Let me start off by saying this: humans are dumb. They are so self-centered, they think that only they could be smart enough to be historians, or spies, or the great thinkers. I’m living, hopping proof that anyone can be brilliant. I’m a flea, and I’ve got a tiny conspiracy theory to share with you.
We fleas like to study our prey before we choose them – that’s another thing humans have gotten WRONG about us. I’ve been watching a certain cat, and there’s some weird stuff going on with her. To put it bluntly, I think this chubster is a time traveler. (And for your information, tinfoil hats do come in flea sizes!) A lot of you might know the classic photo of a man spontaneously kissing a woman in the middle of Times Square. The truth is that that photo has been edited. In my research, I found the original…
So fat, so confused, and so OUT OF PLACE! Clearly she had just popped into that moment in time. In fact, through further research, I came across the following stereogram:
Why would a stereogram, a medium which was only popular centuries ago, exist of this modern cat? And why would it depict her disrupting da Vinci’s work? Because she’s a time traveler. That’s why. It might as well be a photograph!
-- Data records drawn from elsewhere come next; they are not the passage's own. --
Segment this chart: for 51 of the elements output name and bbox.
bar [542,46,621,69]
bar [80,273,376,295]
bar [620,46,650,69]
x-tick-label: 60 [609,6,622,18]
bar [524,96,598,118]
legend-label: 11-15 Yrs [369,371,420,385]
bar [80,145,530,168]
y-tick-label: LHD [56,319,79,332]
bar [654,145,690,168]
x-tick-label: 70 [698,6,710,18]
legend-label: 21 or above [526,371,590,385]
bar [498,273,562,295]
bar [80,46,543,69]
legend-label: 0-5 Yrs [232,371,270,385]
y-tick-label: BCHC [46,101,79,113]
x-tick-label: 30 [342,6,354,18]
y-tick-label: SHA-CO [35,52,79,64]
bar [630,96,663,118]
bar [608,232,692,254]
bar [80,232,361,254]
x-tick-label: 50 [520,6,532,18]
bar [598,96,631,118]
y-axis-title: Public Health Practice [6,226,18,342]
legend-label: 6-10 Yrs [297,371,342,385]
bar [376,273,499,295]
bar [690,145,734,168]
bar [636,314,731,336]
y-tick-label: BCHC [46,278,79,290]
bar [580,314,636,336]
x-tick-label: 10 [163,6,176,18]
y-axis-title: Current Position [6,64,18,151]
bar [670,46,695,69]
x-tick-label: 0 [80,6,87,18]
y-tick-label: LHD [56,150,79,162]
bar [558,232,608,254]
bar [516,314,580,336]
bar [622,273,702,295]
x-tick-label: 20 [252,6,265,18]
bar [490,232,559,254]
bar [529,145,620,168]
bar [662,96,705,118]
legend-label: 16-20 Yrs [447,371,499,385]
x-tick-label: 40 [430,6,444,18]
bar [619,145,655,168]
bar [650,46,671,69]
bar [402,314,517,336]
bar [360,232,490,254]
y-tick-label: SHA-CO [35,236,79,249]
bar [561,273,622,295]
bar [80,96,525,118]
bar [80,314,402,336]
In all honesty, I want to travel through time. I mean, come on. I’m a flea. We’re studious, but small. We don’t get a lot of chances in life. You know what? I’ve made up my mind. I’m gonna jump onto this cat! Think of all the things I’ll learn… all the flea kingdoms I’ll create and RULE with an iron fist! I have no idea what it might be like to travel through time – when I imagine it, it seems like…
Wow. That’s horrific.
Here she comes! I’ll jump on, but as soon as it gets time travelly, I think I’m gonna close my eyes. I can’t get that horrible thought out of my head. Doctor Mew… no thanks! I hear a rumble, is it a purr? Or are we off already?! My eyes are shut tight! Is this what time travel sounds like?
It’s stopped. Is it over? Something is different. I smell milk… and fish. What kind of horrible time are we in? What society would have milky fish? Fishy milk? Hang on. Here’s a newspaper.
2417! DR. LEMEW?! She really was a time traveler… but she wasn’t even from my time. Am I stuck here now, where Thursday is “Purrsday”? You know, I was right. But this feels pyrrhic. I should have studied a squirrel. I don’t know if I want to live in a time where they actually like crooked newspapers, no matter what some weirdo time traveler says. In fact, I’m pretty sure she’s a liar. No one has ever liked crooked newspapers. Kitty leMew is a FRAUD, and – hold on, let me find the futuristic tinfoil – I have to expose her!